皇后只定定的看着洛雪,她没有开口,可福全听着,心头却是大骇。若只是因为疯癫失常,而咬伤了人,那也没什么大不了的。可若是伤人的目的,在于催生蛊虫,在于要害人,那就全然不同了。
皇后谋算的,居然是这个…福全只觉得脊背发凉。
“县主,那我们接下来要怎么办?”
“县主?”
几乎是在福全话音落下的瞬间,皇后便开了口,这两个字她说的咬牙切齿。之后,她便笑了出来,笑得声嘶力竭,笑得疯癫猖狂。
定定的看着洛雪,皇后的眼里全是不屑。
“一个上不得台面的村姑,皇上居然也封了县主,就是为了夜钺吗?他到底有哪里好,让皇上如此护着,甚至不惜爱屋及乌,赏你如此的尊贵荣耀?县主?洛雪,你不配。”
皇后的话,声音尖利,比之前的叫声还要大许多。
皇后的羞辱,来的直白。
只不过,这种话听多了,洛雪也就不在意了。
正好这时候,思彩进来,她将找来的东西递给洛雪。洛雪拿着火折子,以及化尸粉,这才看向福全和文夏姑姑。

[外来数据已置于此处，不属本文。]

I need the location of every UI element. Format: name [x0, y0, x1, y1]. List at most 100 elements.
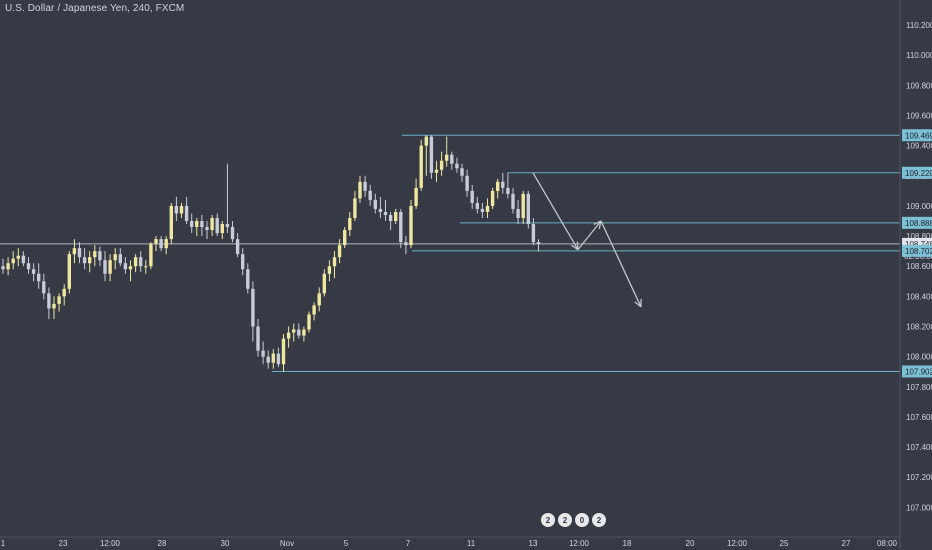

“公公,文夏姑姑,接下来的场面怕是不太好看,你们不如先回避一下吧。”
闻言,文夏姑姑愣了愣。
当然也就只是那一瞬而已,下一刻,文夏姑姑便摇头。
“雪儿姑娘,老奴是来照顾你的,自然应该随侍左右。老奴也是风里来雨里去,折腾大半辈子的人了,见过的事也不少,没什么可怕的,自然的也就没什么可回避的。你只管按照自己的想法做就是了,不必为老奴担忧。”
福全也附和着,“老奴亦是如此,县主不必担忧。”
“也好。”
洛雪轻轻的应了一声,也不再多浪费口舌,她一步步走向皇后。
一直到皇后的身边,洛雪提起裙摆,几乎是想也没想,她抬脚便踹了皇后一脚。她下脚利落,劲头儿也不小,皇后本就动弹不得,又毫无防备,她直接被踢出了好一段距离。
“洛雪,你找死。”
皇后双眼腥红,她死死的盯着洛雪,破口大骂。
洛雪微微一笑,她漫不经心的瞟了皇后一眼,随即打开装着化尸粉的瓷瓶。将里面的化尸粉,一点点倒在早已经没气了的秋蝉身上,眨眼的工夫,秋蝉就化作了一滩血水。那些血水,与之前她身上流下来的血水相混合,霎时间,这屋里的血腥气更浓郁了不少。
文夏姑姑和福公公瞧着,隐隐有些作呕。
这不是杀人。
可是,就那么眼睁睁的看着一个人,消失在眼前,他们多少还是有些承受不住。
洛雪却面不改色,让思彩去桌上拿了油灯,将里面的灯油,洒在地上有血水的地方。之后,洛雪用火折子点燃灯油,借着灯油之火,将地上的血水烤干。
皇后以人血滋养催生蛊虫,那她就毁了人,废了血。
蛊虫?
她一个都不会留。
洛雪下手利落,没有丝毫的犹豫,一直到做完这一切,她才回头看向皇后,“娘娘,你是千金之躯,这种粗活未免太折辱你的身份了。这种事,以后你还是别碰了,都道是人在河边走,哪有不湿鞋,万一弄巧成拙,把自己搭进去,你可连哭都没地方哭去。”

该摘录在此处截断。